The vast majority (76 out of 77) of the geranium varieties supported lesion formation by a mixture of two isolates of P. pelargonii-zonalis (Tables 1 and 2). A total of 48.4% of the vegetative geraniums had lesions on > 20% of the total leaves. Five varieties had more than 10% of the leaves with 10 or more lesions per leaf (Table 1). A total of 89.1% of the seed geraniums had lesions on > 20% of the total leaves and 58.7% of the varieties had more than 10% of the leaves with 10 or more lesions per leaf (Table 2). Five vegetative and one seed geranium had less than 10% infected leaves. One vegetative variety (PAC Fox) did not become infected. Disease was more severe on the seed-propagated geranium with 57.8% of the varieties with more than ten lesions on > 10% of the leaves compared to 16.1% of the vegetative varieties.

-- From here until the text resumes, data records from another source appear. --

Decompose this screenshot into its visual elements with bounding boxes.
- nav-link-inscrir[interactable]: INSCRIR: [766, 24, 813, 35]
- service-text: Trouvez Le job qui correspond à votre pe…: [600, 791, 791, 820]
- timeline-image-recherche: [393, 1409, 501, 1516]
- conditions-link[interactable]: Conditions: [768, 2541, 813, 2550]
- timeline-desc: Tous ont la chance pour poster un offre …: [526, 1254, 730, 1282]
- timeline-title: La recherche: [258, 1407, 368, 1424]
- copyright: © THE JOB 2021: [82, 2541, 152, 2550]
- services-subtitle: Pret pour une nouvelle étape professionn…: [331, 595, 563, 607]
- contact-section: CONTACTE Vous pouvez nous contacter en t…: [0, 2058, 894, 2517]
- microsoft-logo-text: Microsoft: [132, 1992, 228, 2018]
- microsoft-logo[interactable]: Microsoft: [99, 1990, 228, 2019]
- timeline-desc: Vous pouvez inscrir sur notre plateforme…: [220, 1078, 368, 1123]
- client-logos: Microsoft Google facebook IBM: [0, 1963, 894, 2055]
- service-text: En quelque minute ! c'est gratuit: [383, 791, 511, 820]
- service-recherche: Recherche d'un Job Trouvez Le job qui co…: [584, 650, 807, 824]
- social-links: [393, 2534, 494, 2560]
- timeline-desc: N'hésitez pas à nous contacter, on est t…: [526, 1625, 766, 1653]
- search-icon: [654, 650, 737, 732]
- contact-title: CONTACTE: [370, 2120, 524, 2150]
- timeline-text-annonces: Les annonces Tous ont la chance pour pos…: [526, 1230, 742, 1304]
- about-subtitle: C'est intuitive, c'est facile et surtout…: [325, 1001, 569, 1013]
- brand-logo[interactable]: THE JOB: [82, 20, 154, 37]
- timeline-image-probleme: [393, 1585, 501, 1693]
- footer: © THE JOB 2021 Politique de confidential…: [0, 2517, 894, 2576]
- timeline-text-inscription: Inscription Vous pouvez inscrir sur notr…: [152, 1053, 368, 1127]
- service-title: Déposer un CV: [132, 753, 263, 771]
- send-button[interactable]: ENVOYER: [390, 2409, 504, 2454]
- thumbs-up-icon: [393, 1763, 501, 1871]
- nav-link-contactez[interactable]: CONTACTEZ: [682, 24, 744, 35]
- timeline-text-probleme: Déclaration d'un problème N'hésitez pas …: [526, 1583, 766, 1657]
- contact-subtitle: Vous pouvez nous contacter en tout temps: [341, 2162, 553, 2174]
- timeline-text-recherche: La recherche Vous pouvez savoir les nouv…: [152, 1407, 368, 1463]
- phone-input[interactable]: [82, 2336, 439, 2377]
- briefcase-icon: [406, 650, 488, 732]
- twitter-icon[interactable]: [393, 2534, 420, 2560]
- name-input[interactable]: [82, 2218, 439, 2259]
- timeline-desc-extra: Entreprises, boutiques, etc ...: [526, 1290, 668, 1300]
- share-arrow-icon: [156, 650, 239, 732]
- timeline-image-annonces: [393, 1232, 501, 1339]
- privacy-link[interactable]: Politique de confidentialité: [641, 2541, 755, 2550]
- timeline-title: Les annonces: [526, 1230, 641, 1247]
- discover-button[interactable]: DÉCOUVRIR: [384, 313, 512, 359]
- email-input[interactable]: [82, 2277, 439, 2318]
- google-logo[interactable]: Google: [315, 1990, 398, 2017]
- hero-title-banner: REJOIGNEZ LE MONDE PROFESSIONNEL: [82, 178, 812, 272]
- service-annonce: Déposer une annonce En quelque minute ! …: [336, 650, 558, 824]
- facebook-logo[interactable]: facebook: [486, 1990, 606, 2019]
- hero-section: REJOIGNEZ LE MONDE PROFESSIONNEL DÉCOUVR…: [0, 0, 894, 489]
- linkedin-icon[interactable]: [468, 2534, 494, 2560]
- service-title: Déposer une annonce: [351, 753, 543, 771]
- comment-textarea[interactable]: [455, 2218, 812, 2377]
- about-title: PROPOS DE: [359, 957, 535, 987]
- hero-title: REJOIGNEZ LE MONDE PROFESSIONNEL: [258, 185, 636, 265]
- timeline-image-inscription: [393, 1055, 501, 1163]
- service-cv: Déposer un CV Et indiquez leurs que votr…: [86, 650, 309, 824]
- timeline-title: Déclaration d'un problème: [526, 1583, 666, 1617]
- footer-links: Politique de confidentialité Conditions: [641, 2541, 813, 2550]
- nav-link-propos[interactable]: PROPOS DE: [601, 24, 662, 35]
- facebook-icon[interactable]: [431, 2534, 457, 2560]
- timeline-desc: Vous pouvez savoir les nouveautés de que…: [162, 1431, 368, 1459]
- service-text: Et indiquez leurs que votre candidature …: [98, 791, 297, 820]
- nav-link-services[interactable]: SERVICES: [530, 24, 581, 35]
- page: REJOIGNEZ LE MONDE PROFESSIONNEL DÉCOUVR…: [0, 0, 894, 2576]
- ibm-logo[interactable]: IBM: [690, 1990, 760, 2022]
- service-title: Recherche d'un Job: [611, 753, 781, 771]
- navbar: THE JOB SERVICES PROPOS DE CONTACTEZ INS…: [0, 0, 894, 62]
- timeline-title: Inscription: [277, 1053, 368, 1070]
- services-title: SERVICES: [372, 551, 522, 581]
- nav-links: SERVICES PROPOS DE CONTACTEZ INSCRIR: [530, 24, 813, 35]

The potential risk of widespread contamination from an accidental introduction of P. pelargonii-zonalis within a commercial operation is large. Lesions developed on the majority of the commercial varieties propagated by two major US geranium producers in 2004-2005. The geraniums tested in the present study represented approximately 72% and 88% of the total available in the 2005 or 2004-2005 catalogs of Oglevee Ltd. and Goldsmith Seeds, respectively. The potential for contamination within a greenhouse is very high even with the presence of few sporulating lesions (Fig. 1). Urediniosprore production of a related rust, Puccinia hemerocallidis on daylily, can range from 1,000 to 2,000 urediniospores per lesion in a 24-h period (Buck, unpublished). Urediniospores can be easily spread on workers, by watering, or by air movement from infected plants to non-contaminated stock. Compounding this is the time frame between infestation/infection to the development of discernable symptoms on the host. Yellow spots at the infection points were often not observed until 7 to 9 days post-infection and this varied with variety (Fig. 2). Until breeding programs for floriculture crops incorporate disease resistance as a desirable phenotype in variety selections disease problems will continue in commercial operations. The best defense against geranium rust continues to be avoidance of the pathogen by utilizing disease-free cuttings, minimizing leaf wetness, and maintaining clean stock.
Thanks to J. Youmans for assistance with the trials and Oglevee Ltd. and Goldsmith Seeds for providing plant materials.